Pertanian organik yang merupakan bentuk dari pemanfaatan secara keseluruhan dari bahan-bahan organik dalam penarapannya akan memberikan dampak yang baik bag lingkungan sekitar, sehingga pertanian yang berkelanjutan yang diharapkan mampu memberikan hasil yang konsisten setiap musim panen dapat di capai. Saat ini dengan sistem pertanian moderen (pemanfaatan bahan2 kimia anorganik) sebenarnya sudah mampu meberikan hasil yang maksikmal, tetapi efek samping dari sistem pertanian moderen sangat merugikan lingkungan dan konsumen produk pertanian seperti rusaknya ekosistem, dan penyakit2 jangka panjang pada manusia.
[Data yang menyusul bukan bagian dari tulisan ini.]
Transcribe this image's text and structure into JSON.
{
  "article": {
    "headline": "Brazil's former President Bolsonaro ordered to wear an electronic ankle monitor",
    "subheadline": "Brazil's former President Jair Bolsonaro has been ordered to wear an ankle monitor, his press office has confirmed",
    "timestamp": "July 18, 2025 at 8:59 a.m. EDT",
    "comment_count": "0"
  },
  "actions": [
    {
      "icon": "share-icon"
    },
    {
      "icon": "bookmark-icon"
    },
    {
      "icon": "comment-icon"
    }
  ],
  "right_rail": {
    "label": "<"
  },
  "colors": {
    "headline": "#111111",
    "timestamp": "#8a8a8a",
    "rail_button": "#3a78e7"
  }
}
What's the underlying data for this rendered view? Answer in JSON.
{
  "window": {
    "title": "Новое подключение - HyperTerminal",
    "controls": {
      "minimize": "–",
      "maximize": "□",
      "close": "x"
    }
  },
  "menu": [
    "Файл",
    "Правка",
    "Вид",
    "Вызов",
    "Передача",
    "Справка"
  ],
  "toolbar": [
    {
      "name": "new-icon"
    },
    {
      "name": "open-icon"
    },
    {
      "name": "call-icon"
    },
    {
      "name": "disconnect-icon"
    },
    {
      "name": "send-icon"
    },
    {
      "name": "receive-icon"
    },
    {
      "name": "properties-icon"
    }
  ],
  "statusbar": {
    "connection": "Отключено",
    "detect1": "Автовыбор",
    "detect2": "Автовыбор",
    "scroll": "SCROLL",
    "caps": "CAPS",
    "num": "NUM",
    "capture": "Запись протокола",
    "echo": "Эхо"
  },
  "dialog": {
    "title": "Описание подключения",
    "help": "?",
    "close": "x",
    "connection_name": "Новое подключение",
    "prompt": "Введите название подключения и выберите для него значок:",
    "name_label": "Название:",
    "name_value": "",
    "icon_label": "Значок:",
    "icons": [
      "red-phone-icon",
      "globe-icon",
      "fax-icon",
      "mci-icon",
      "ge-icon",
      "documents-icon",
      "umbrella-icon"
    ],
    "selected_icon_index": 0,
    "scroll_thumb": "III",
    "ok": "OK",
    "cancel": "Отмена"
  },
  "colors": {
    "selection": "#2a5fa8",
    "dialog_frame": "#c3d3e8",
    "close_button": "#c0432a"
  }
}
Paradigma masyarakat terhadap penerapan pertanian organik berbeda dan bahkan cenderung di abaikan, kerana presepsi masayakat terhadap pertanian organik masih kurang baik. Kuantitas hasil yang tidak signifikan pada saat-saat awal penerapan pertanian organik membuat beberapa petani susah menerima pertanian organik, sedangkan pertanian moderen dapat memberikan kuantitas hasil yang lebih cepat dan signifikan. Padahal sebenarnya untuk jangka panjang pertanian organik merupakan sistem pertanian yang memberikan hasil sama baik dari pada pertanian moderen bahakan kualitas kesehatan dari hasil pertanian organik lebih baik.

Pertanian organik selain melindungi lingkungan, juga dapat melindungi konsmen pemanfaat hasil pertanian organik. Banyak sekali hasil penelitian yang mengungkapkan penyakit2 yang ditimbulkan oleh penerapan pertanian modern seperti kanker dan tumor, akan tetapi masalah inipun masih menjadi polemik dimasyarakat. Pemnfaatan pestisida berlebihan memang menimbulkan kerusakan lingkungan an kesehatan, apalagi bahan2 kimia yang berasal dari pestisida kimia susah untuk di daur ulang oleh lingkungan dan cenderung bertahan dilingkungan yang mengakibatkannya sebagai sumber racun bagi mahluk hidup disekitarnya.